A number of frameworks have also emerged to deal with large-scale data processing and support large-scale distributed computing. These include MapReduce and Hadoop:
-MapReduce is a software framework introduced by Google to support distributed computing on large sets of data. It is designed to take advantage of cloud resources. This computing is done across large numbers of computer clusters. Each cluster is referred to as a node. MapReduce can deal with both structured and unstructured data. Users specify a map function that processes a key/value pair to generate a set of intermediate pairs and a reduction function that merges these pairs
-Apache Hadoop is an open source distributed computing platform that is written in Java and inspired by MapReduce. Data is stored over many machines in blocks that are replicated to other servers. It uses a hash algorithm to cluster data elements that are similar.

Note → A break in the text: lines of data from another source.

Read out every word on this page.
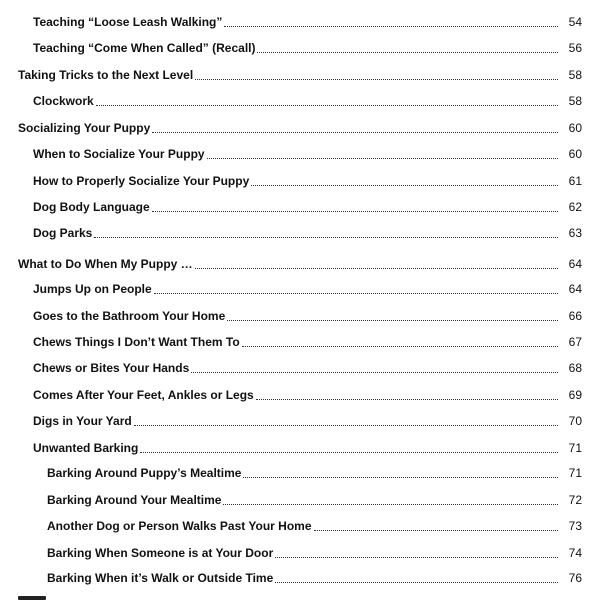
Teaching “Loose Leash Walking”	54
Teaching “Come When Called” (Recall)	56
Taking Tricks to the Next Level	58
Clockwork	58
Socializing Your Puppy	60
When to Socialize Your Puppy	60
How to Properly Socialize Your Puppy	61
Dog Body Language	62
Dog Parks	63
What to Do When My Puppy …	64
Jumps Up on People	64
Goes to the Bathroom Your Home	66
Chews Things I Don’t Want Them To	67
Chews or Bites Your Hands	68
Comes After Your Feet, Ankles or Legs	69
Digs in Your Yard	70
Unwanted Barking	71
Barking Around Puppy’s Mealtime	71
Barking Around Your Mealtime	72
Another Dog or Person Walks Past Your Home	73
Barking When Someone is at Your Door	74
Barking When it’s Walk or Outside Time	76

Hadoop can cerate a map function of organized key/value pairs that can be output to a table, to memory, or to a temporary file to be analyzed.
But what about tools to actually analyze this massive amount of data?

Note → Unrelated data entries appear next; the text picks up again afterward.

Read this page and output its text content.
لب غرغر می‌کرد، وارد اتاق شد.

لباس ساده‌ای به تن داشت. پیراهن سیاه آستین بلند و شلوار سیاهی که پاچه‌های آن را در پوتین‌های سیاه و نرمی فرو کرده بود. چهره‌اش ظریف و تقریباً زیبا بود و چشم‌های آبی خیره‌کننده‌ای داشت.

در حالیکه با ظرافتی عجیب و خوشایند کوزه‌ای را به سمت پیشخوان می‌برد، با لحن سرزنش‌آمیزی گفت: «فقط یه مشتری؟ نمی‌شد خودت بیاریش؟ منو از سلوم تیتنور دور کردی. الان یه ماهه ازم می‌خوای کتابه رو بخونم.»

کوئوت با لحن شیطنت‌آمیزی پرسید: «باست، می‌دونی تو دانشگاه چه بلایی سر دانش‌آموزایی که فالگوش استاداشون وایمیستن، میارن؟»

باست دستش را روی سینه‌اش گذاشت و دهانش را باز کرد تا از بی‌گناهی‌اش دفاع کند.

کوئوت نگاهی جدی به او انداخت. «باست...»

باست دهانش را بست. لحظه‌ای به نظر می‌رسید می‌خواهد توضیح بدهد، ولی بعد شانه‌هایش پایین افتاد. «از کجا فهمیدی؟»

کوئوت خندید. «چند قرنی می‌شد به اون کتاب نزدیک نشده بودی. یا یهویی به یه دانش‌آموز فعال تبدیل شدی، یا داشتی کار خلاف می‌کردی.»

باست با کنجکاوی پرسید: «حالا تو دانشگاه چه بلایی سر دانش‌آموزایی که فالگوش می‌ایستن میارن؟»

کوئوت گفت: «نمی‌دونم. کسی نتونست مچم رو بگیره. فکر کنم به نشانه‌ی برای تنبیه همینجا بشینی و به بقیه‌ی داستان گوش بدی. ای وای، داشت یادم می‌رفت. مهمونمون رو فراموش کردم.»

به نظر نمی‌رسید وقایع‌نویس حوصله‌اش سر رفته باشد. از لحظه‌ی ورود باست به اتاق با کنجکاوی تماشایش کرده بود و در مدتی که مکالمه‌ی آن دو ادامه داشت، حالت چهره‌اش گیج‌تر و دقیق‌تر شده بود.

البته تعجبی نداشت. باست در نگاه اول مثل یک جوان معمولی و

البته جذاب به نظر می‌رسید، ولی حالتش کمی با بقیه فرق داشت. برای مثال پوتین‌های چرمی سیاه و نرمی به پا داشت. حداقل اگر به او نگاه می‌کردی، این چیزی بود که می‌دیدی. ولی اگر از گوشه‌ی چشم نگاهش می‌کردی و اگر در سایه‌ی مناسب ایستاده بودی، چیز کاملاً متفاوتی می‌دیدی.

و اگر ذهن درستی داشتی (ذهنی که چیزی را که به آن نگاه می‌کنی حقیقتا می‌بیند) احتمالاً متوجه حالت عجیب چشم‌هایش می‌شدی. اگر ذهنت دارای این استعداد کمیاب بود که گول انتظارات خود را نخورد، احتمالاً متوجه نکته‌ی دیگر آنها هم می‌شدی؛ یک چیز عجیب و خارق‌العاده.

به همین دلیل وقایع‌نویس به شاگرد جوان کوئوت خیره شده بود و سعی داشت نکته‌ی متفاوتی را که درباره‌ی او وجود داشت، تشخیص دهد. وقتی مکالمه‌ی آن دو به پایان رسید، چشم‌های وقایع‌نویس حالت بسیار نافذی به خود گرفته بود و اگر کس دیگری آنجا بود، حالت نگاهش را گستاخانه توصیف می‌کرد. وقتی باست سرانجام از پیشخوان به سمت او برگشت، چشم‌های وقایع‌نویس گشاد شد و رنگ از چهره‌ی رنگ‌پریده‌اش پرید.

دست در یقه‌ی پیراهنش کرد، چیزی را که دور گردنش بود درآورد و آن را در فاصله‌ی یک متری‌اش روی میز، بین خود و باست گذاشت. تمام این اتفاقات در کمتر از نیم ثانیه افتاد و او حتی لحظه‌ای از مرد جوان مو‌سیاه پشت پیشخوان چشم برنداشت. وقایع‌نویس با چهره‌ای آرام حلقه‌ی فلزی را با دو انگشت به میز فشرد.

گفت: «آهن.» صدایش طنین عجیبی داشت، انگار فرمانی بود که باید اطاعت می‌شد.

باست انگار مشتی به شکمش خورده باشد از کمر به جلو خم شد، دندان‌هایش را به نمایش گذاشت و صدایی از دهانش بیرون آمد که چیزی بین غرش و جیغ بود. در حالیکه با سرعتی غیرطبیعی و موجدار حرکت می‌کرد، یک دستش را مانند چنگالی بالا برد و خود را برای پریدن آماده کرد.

I recently had a very interesting conversation with the folks at Datameer. Datameer formed in 2009 to provide business users with a way to analyze massive amounts of data. The idea is straightforward: provide a platform to collect and read different kinds of large data stores, put it into a Hadoop framework, and then provide tools for analysis of this data. In other words, hide the complexity of Hadoop and provide analysis tools on top of it. The folks at Datameer believe their solution is particularly useful for data greater than 10 TB, where a company may have hit a cost wall using traditional technologies but where a business user might want to analyze some kind of behavior. So website activity, CRM systems, phone records, POS data might all be candidates for analysis. Datameer provides 164 functions (i.e. group, average, median, etc) for business users with APIs to target more specific requirements.
For example, suppose you’re in marketing at a wireless service provider and you offered a “free minutes” promotion. You want to analyze the call detail records of those customers who made use of the program to get a feel for how customers would use cell service if given unlimited minutes. The chart below shows the call detail records from one particular day of the promotion – July 11th. The chart shows the call number (MDN) as well as the time the call started and stopped and the duration of the call in milliseconds. Note that the data appear under the “analytics” tab. The “Data” tab provides tools to read different data sources into Hadoop.
This is just a snapshot – there may be TB of data from that day. So, what about analyzing this data? The chart below illustrates a simple analysis of the longest calls and the phone numbers those calls came from. It also illustrates basic statistics about all of the calls on that day – the average, median, and maximum call duration.
From this brief example, you can start to visualize the kind of analysis that is possible with Datameer.
Note too that since Datameer runs on top of Hadoop, it can deal with unstructured as well as structured data. The company has some solutions in the unstructured realm (such as basic analysis of twitter feeds), and is working to provide more sophisticated tools. Datameer offers its software either on either a SaaS license or on premises.
In the Cloud?
Not surprisingly, early adopters of the technology are using it in a private cloud model. This makes sense since some companies often want to keep control of their own data. Some of these companies already have Hadoop clusters in place and are looking for analytics capabilities for business use. Others are dealing with big data, but have not yet adopted Hadoop. They are looking at a complete “big data BI” type solution.
So, will there come a day when business users can analyze massive amounts of data without having to drag IT entirely into the picture? Utilizing BI adoption as a model, the folks from Datameer hope so. I’m interested in any thoughts readers might have on this topic!